「判断留保箱」の大切さ

江川:私は今、神奈川大学特任教授としてメディアリテラシーの科目を教えています。そこで学生に強調するのは、頭の中に判断留保箱を作りましょうということです。賛成か反対かのどちらかでは決められない、あるいは本当かどうか分からない、という事象に直面したら、いったん判断留保箱に入れておく。それで時々取り出してみて、これはどうかな?と考えてみましょう、ということを伝えています。

石戸:判断留保箱、いいですね。江川さんの共著『「歴史認識」とは何か 対立の構図を超えて』は、まさにその判断留保箱の実践の書だと思います。非常に高名な国際法学者で、慰安婦問題をはじめとする歴史認識の問題に取り組まれていた大沼保昭さんの聞き書きを江川さんが担当されました。

 大沼さんは2018年に亡くなられた。僕は大沼さんにお目にかかったことはありませんでしたが、ものすごく尊敬しているのは、副題に「対立の構図を超えて」とある通り、政治的な立場を超えて色々な方と直接対話し、議論し、その意見を取り込みながら現実的な解決策を模索されていたことです。江川さんから見て、大沼さんはどんな方だったんですか。

江川:大沼さんは、国際法がご専門ですが、戦後責任の問題について研究されていました。研究室にこもるのではなく、市民運動にも関わる実践派でもありました。慰安婦問題だけでなく、サハリン棄民――サハリンに置き去りにされた朝鮮半島出身者――が祖国に帰ることを支援したりしておられました。この本を作るにあたって、自分が研究者として専門でない分野については、思想的な左右を問わずに歴史などの専門家に原稿を読んでもらって、事実関係をチェックされていた。学者として非常に誠実で、緻密なお仕事をされる方でした。

 そんな大沼さんがおっしゃっていた事で印象に残っていることの1つは、国際条約というのは、どちらの国も両方とも不満が残るような条約が最も良い条約というお話です。それは人間関係でも同じで、対立する双方が不満なのが一番良い解決策ということで、ご家族でも実践されていたそうです。

石戸:なるほど。普通は双方が満足するほうが良いと思いがちですよね。

江川:ええ。しかし、双方が満足することは非常に難しい。

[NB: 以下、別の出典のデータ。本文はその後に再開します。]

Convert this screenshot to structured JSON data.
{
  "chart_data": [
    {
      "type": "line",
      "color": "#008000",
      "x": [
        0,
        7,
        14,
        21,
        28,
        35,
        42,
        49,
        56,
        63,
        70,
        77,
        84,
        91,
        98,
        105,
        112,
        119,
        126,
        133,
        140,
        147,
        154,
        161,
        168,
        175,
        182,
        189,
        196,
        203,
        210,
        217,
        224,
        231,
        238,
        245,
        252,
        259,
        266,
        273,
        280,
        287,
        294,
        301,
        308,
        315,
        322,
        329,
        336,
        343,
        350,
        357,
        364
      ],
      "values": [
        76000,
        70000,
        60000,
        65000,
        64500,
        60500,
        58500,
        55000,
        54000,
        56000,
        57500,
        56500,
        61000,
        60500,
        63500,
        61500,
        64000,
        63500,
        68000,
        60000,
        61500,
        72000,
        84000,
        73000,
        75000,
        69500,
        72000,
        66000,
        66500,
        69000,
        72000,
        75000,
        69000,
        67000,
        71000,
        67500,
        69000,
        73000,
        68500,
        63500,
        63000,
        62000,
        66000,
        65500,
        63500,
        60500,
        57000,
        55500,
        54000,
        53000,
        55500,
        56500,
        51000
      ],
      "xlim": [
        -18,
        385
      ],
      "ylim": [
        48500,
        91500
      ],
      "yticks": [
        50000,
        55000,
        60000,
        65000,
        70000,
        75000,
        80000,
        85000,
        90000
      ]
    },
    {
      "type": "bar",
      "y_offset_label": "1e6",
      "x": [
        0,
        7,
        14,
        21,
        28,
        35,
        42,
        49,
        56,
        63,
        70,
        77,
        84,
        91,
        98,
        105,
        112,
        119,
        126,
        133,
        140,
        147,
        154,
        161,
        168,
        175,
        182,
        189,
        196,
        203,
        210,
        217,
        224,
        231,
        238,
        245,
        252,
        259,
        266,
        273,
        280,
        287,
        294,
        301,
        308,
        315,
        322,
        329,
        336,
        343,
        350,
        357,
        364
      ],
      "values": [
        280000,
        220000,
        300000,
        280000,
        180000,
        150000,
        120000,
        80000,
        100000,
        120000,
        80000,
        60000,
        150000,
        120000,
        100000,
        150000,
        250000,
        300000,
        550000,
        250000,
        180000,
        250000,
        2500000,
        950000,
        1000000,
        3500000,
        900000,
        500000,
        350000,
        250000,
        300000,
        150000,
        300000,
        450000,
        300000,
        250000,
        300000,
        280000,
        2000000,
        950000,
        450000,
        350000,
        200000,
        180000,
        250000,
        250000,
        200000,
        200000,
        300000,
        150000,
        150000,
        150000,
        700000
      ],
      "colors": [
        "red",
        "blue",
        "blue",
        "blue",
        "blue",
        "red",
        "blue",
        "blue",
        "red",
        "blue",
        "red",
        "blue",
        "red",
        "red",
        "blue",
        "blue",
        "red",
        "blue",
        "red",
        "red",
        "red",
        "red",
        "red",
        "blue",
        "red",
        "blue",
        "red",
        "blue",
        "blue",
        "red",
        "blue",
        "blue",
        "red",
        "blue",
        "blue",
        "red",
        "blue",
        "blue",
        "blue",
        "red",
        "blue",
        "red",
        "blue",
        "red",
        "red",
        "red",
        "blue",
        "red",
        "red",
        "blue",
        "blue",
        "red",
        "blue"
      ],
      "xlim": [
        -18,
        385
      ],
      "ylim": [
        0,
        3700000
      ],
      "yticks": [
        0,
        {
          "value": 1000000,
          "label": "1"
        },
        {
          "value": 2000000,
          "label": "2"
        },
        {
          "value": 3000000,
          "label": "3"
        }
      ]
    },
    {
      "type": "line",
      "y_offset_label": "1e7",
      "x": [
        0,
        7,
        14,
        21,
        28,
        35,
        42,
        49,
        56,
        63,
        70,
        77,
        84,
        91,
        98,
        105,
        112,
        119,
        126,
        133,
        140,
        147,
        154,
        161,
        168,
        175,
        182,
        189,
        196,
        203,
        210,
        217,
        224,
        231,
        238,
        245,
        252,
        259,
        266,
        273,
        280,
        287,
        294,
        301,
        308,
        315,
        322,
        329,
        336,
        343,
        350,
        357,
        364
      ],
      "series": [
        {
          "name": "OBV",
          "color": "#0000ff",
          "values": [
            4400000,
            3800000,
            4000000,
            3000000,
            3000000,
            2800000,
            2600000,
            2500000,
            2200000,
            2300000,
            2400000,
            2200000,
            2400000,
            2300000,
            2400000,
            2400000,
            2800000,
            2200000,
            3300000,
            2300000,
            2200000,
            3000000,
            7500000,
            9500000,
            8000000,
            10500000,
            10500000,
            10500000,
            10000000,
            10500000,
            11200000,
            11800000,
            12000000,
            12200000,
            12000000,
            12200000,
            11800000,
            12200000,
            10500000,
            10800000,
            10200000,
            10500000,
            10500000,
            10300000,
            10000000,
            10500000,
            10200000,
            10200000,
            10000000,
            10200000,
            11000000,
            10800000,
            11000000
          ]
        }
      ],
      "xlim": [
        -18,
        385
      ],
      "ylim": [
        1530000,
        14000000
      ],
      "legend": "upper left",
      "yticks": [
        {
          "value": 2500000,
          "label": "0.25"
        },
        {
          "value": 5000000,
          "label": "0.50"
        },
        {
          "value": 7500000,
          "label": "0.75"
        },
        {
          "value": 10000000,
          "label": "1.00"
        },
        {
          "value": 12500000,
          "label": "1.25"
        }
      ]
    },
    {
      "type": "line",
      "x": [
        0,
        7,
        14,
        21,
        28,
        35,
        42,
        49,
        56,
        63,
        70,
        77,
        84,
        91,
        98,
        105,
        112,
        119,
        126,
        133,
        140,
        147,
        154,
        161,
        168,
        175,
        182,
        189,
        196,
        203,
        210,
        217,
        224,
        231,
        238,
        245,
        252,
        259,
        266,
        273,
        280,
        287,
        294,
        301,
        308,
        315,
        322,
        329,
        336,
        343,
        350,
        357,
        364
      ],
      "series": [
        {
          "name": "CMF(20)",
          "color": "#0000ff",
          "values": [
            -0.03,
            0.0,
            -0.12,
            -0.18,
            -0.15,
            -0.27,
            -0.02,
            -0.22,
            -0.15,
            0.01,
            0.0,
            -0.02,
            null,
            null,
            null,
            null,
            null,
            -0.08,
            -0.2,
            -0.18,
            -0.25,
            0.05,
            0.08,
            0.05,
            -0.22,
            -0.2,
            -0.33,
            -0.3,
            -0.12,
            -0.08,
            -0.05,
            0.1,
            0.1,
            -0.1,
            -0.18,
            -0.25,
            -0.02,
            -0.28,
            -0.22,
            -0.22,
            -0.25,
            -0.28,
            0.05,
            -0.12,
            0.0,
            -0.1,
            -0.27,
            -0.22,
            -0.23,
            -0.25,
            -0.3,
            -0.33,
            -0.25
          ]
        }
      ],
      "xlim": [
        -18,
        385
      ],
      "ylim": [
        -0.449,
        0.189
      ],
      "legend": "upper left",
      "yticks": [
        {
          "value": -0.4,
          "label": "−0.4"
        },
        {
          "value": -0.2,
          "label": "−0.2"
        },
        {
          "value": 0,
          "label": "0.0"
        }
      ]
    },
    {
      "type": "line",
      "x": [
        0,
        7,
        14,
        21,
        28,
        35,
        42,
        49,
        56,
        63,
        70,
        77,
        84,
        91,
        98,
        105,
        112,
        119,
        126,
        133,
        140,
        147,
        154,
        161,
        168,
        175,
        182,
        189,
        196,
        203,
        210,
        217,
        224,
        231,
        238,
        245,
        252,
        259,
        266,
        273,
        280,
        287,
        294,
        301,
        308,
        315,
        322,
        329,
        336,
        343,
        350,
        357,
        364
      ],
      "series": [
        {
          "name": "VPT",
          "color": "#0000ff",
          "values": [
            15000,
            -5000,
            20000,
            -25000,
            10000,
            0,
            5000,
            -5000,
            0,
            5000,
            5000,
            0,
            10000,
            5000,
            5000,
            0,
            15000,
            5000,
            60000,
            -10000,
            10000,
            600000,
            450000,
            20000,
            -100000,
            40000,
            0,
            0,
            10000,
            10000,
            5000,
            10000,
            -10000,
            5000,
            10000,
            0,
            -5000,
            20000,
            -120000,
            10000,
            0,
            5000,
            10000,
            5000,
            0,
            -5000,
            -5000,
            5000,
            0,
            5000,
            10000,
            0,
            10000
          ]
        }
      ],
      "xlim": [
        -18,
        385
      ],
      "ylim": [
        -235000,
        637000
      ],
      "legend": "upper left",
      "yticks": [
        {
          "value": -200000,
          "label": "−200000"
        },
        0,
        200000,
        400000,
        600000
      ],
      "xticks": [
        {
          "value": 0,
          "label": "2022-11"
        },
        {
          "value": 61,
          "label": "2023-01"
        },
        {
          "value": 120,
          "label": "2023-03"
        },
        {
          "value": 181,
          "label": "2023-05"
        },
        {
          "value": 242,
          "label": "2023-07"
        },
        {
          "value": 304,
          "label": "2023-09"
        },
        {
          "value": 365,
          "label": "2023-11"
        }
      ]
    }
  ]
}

価値観が違い、対立していて、利益も違ったら尚更ですが、両方とも満足はできない。片方だけが満足するのは、もっとよくない。だから、互いに不満な条約がちょうど良いというわけです。それから、大沼さんがもう1つよくおっしゃっていたのは、「大部分の人は俗人である」ということです。良いこともするけど、悪いこともする人が大半で、極悪人や聖人はほんのわずか。だから、相手に聖人のような行動は求めてはいけない。

石戸:SNSの時代に非常に示唆的なお言葉ですね。

※8月22日に収録した対談を再構成しました。